The PEER report suggested that if UMMC was separated from IHL, the academic medical center could remain under University of Mississippi with the clinical enterprise becoming a private nonprofit. The PEER committee interviewed staff at the University of Tennessee Medical Center which, in 1999, became a private nonprofit separate from the UT Health System.
One benefit to this change, the UT Medical Center’s government relations officer told the PEER staff: The clinical enterprise was “no longer subject to open meetings law as a private nonprofit corporation.”
Still, that step would require a constitutional amendment. Another idea the report suggested was that IHL could delegate more authority to UMMC – a step the board has taken in the past.

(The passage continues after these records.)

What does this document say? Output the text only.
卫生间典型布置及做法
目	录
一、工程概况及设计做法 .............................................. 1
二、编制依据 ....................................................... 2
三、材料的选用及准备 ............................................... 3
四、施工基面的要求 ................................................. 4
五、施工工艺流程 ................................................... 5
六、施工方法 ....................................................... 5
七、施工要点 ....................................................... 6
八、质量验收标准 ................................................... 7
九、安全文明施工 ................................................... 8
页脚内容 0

In 2019, trustees decided to let UMMC, UM and Mississippi State University manage their own state-bond-funded projects after the lawmakers gave IHL sole oversight of capital projects funded by state bonds.
The PEER report also reviewed reasons a state might want to restructure postsecondary governance, such as concern about rising costs, barriers to local or regional access to graduate programs, a change in state leadership, or “ill-defined or overlapping missions” of governing bodies.
Putting IHL and MCCB under a central coordinating board could be more efficient, the report says. Lawmakers could also give each university its own institutional board, though that would require a constitutional amendment and could result in “drawbacks” in the event of “attempts by the new board to delve into issues IHL generally does not (e.g., athletics).”